Answer
$\text{Mean}=17$
$\text{Median}=18$
$\text{Mode} = 13$
Work Step by Step
$\underline{\text{Mean}}:$
$\text{Mean}$ = $\dfrac{\text{Sum of all observations}}{\text{Total no. of observations}}$ = $\dfrac{13+21+18+13+20}{5}=\dfrac{85}{5}=\boxed{17}$
$\underline{\text{Median}}:$
$\text{We can find the median by first arranging the given observation in the increasing order and find the mid-point of these observations. In this case, we get it as}$
$13, 13, 18, 20, 21$
$\text{There are 5 observations. So, the mid-point of these observations is given as}$
$\text{Mid-point} =\dfrac{n+1}{2}=\dfrac{5+1}{2}=\dfrac{6}{2}=3$.

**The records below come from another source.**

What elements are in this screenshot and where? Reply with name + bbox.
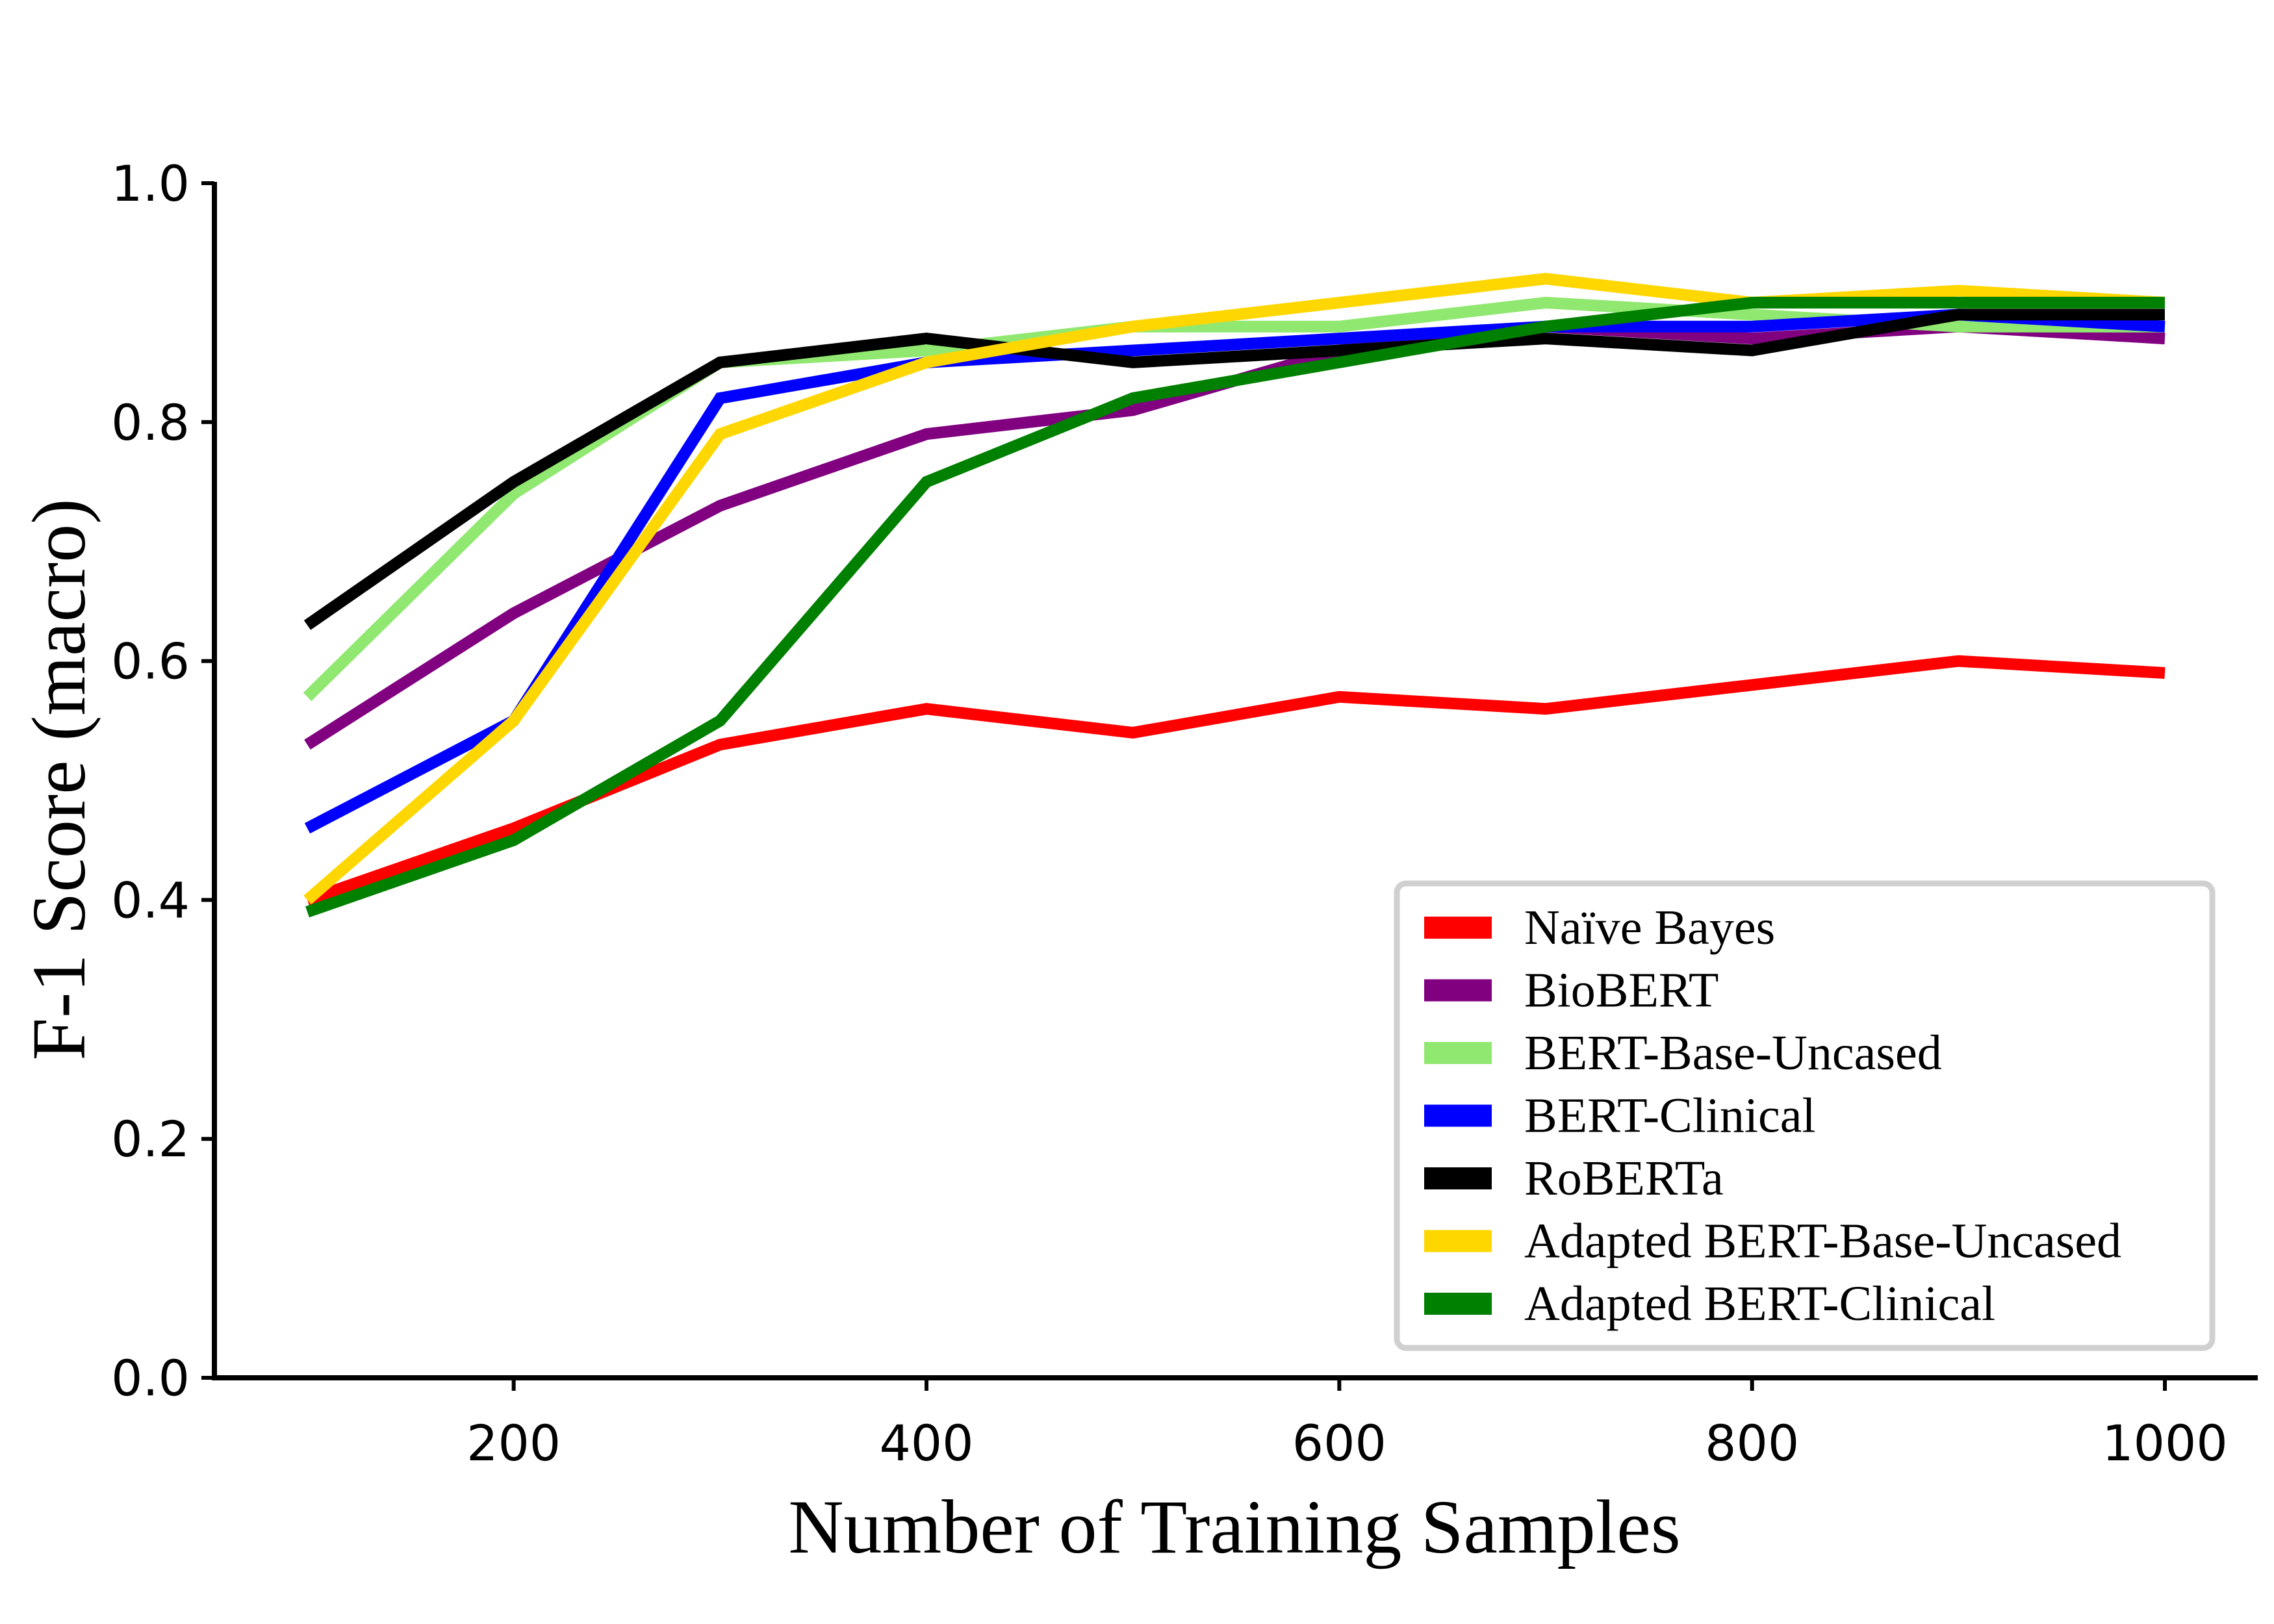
legend: Naïve Bayes BioBERT BERT-Base-Uncased BERT-…	[1394, 880, 2216, 1351]
legend-frame	[1394, 880, 2216, 1351]
y-tick-label: 0.2	[111, 1110, 190, 1168]
legend-label-1: BioBERT	[1524, 963, 1718, 1018]
x-tick-label: 200	[466, 1414, 561, 1472]
x-tick-label: 1000	[2102, 1414, 2227, 1472]
series-line-0	[305, 655, 2165, 906]
y-tick-label: 0.4	[111, 871, 190, 929]
legend-label-0: Naïve Bayes	[1524, 900, 1775, 955]
x-tick-label: 400	[879, 1414, 973, 1472]
legend-label-3: BERT-Clinical	[1524, 1089, 1816, 1143]
x-ticks: 200 400 600 800 1000	[466, 1378, 2228, 1472]
x-tick-label: 600	[1292, 1414, 1386, 1472]
y-axis-title: F-1 Score (macro)	[16, 498, 101, 1060]
series-line-1	[304, 320, 2165, 750]
series-line-4	[303, 309, 2165, 630]
y-ticks: 0.0 0.2 0.4 0.6 0.8 1.0	[111, 155, 214, 1407]
y-tick-label: 1.0	[111, 155, 190, 212]
axes	[212, 182, 2258, 1380]
legend-label-6: Adapted BERT-Clinical	[1524, 1276, 1995, 1331]
plot-lines	[303, 273, 2165, 918]
legend-items: Naïve Bayes BioBERT BERT-Base-Uncased BERT-…	[1424, 900, 2121, 1331]
x-axis-title: Number of Training Samples	[788, 1484, 1680, 1569]
legend-label-4: RoBERTa	[1524, 1151, 1724, 1206]
series-line-6	[305, 296, 2165, 918]
legend-label-5: Adapted BERT-Base-Uncased	[1524, 1214, 2121, 1269]
x-tick-label: 800	[1705, 1414, 1799, 1472]
y-tick-label: 0.8	[111, 394, 190, 451]
series-line-5	[303, 273, 2165, 905]
y-tick-label: 0.0	[111, 1349, 190, 1407]
series-line-3	[304, 309, 2165, 834]
legend-label-2: BERT-Base-Uncased	[1524, 1026, 1942, 1080]
y-tick-label: 0.6	[111, 633, 190, 691]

$\text{We have found out that the $3^{\text{rd}}$ observation of the arranged number is the median. The $3^{\text{rd}}$ observation in this arranged numbers is 18.. That means, the median of this problem is $\boxed{18}$}$.
$\underline{\text{Mode}}:$
$\text{Mode is the number that occurs the most. In this case, the number that occurs the most is $13$. So, the mode of this question is $\boxed{13}$}$